The use of the collars is on its way to being completely banned in Scotland following legislation put forward by the Scottish Parliament last month. However, the collars can still be sold north of the border and the power to ban their sale lies solely with the UK Government.

It is hoped cross-party support – led by SNP MPs Tommy Sheppard and Deirdre Brock – will lead to a complete ban on their sale across these islands, and would see England brought into line with Scotland and Wales on this issue.

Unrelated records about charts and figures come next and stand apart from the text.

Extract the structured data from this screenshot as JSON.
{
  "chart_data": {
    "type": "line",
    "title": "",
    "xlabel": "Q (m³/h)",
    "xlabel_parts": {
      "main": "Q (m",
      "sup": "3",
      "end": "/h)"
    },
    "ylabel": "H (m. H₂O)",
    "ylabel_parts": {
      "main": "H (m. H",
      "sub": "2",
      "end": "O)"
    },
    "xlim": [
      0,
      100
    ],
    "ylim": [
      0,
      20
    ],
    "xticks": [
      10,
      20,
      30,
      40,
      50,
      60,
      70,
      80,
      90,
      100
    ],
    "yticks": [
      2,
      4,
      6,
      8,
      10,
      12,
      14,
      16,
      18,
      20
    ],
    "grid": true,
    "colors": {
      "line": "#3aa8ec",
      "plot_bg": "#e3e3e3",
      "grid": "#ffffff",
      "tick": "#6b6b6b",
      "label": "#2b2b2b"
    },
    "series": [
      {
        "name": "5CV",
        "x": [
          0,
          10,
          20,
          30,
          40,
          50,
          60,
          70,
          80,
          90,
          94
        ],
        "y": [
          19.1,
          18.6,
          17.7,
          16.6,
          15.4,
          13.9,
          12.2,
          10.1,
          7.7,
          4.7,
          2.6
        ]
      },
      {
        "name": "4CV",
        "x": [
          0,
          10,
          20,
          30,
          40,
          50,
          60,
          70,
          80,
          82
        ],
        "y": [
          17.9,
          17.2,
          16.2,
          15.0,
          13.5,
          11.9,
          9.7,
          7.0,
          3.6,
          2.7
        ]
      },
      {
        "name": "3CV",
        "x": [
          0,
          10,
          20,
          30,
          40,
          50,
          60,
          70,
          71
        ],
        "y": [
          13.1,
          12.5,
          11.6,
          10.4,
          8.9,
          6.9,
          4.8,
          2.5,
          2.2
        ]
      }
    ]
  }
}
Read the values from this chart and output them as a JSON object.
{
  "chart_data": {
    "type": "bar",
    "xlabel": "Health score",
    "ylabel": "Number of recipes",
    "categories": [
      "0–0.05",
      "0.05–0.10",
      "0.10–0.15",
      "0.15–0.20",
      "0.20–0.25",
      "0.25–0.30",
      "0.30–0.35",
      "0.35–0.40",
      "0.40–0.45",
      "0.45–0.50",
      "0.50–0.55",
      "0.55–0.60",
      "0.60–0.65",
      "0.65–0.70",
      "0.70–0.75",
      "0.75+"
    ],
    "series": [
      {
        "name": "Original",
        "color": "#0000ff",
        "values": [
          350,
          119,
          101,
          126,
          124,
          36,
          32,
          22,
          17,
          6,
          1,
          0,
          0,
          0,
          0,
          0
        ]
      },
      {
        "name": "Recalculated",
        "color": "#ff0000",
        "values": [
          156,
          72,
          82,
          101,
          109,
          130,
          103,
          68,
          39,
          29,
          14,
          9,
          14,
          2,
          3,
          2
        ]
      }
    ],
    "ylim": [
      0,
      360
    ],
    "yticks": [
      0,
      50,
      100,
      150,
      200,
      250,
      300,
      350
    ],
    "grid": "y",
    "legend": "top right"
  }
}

This week, Mr Grant attended a drop in event at the House of Commons, held by The Dogs Trust, the UK’s largest dog welfare charity, as it launched its #ShockinglyLegal campaign to help urge the Government to ban the sale of electronic shock collars.

Peter Grant said: “Electrocuting a dog for disobedience or for training purposes is cruel and sadistic. There is no need for them to be used when there are so many positive training methods available – it says a lot that 91% of dog trainers said they supported this ban.”

He added: “This is a hugely important issue for dog welfare and I hope my support for this campaign will help make a difference. The Scottish Government has already taken a lead on this matter and its time for the UK Government to follow suit.”

Rachel Casey, Director of Canine Behaviour and Research at Dogs Trust, said: “We are appalled that it is still legal to buy and use electronic shock collars in England. This type of device is not only painful for a dog, it can have a serious negative impact on their mental and physical wellbeing. A dog can’t understand when or why it’s being shocked and this can cause it immense distress, with many dogs exhibiting signs of anxiety and worsened behaviour as a result.”

SSPCA (Scottish Society for the Prevention of Cruelty to Animals) Chief Superintendent Mike Flynn also added: “The Scottish SPCA would like to see a full ban on the advertising, sale and use of electric shock collars. We strongly believe that the use of a collar that inflicts an electric shock is a lazy and cowardly way of trying to obtain quick results when training any animal.”